Led by Deputy Principal and History specialist, Mr Cinnamond, the service followed the journey of the Unknown Warrior from a French battlefield to his final resting place in Westminster Abbey. Mr Cinnamond drew parallels between the present day and a century ago, when the world was not only mourning those lost in warfare, but reeling from a pandemic (the Spanish flu) and riven by social division.
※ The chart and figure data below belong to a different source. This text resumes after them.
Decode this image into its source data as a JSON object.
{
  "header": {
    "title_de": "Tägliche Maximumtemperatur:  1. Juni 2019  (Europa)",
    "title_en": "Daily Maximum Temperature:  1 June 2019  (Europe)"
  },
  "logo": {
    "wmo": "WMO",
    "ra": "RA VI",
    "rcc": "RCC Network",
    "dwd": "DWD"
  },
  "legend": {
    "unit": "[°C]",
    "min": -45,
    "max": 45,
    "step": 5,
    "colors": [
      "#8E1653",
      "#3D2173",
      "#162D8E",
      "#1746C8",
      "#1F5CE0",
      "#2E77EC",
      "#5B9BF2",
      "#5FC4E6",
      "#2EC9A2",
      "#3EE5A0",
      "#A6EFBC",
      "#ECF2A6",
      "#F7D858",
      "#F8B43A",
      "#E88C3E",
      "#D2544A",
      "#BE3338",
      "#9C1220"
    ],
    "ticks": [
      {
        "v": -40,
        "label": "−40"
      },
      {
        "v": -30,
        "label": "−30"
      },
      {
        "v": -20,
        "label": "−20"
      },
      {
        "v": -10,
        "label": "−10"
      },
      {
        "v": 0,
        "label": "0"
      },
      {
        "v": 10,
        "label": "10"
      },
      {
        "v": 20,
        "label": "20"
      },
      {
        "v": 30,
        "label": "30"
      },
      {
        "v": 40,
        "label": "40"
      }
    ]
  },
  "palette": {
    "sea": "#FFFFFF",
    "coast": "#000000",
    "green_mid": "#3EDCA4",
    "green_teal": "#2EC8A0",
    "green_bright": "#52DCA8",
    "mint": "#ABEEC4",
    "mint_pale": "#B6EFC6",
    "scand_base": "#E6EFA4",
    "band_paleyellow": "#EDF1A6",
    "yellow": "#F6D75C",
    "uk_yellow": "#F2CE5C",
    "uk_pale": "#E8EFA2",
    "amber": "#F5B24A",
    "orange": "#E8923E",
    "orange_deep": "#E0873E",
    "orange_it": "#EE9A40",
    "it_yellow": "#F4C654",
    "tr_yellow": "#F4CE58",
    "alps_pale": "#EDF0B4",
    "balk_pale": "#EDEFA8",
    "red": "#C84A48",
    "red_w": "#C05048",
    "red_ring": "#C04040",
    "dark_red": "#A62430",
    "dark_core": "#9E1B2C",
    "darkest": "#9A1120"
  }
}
‘A pandemic has once again swept around the globe and this year the outward collective nature of Remembrance was changed. There have not been the parades, the poppy collectors have not stood on street corners… few of us attended Remembrance events in their usual forms. But, perhaps more than ever, the need to come together to remember the sacrifice that others have made remains vitally important,’ he said.
Highlights of the service included the reading of a letter written by his Uncle Harry in 1915 by Mr Atkinson OB, Minibus Supervisor. Lance Corporal Harry Atkinson died of his wounds just six weeks later. James Hodgkinson (Y9) sang ‘Pie Jesu’ from Andrew Lloyd Weber’s Requiem and Mariam Pope (L6) sang ‘Amazing Grace.’ Trumpeter Sebastian Fox (Y8) played the Last Post and Reveille.
Elsewhere in the school, the Nursery children produced their own wreath and poppy paintings, using handprints to create the foliage.
As evening fell, a magnificent and moving light show transformed the façade of Birkfield House, depicting a cascade of Remembrance poppies across the school.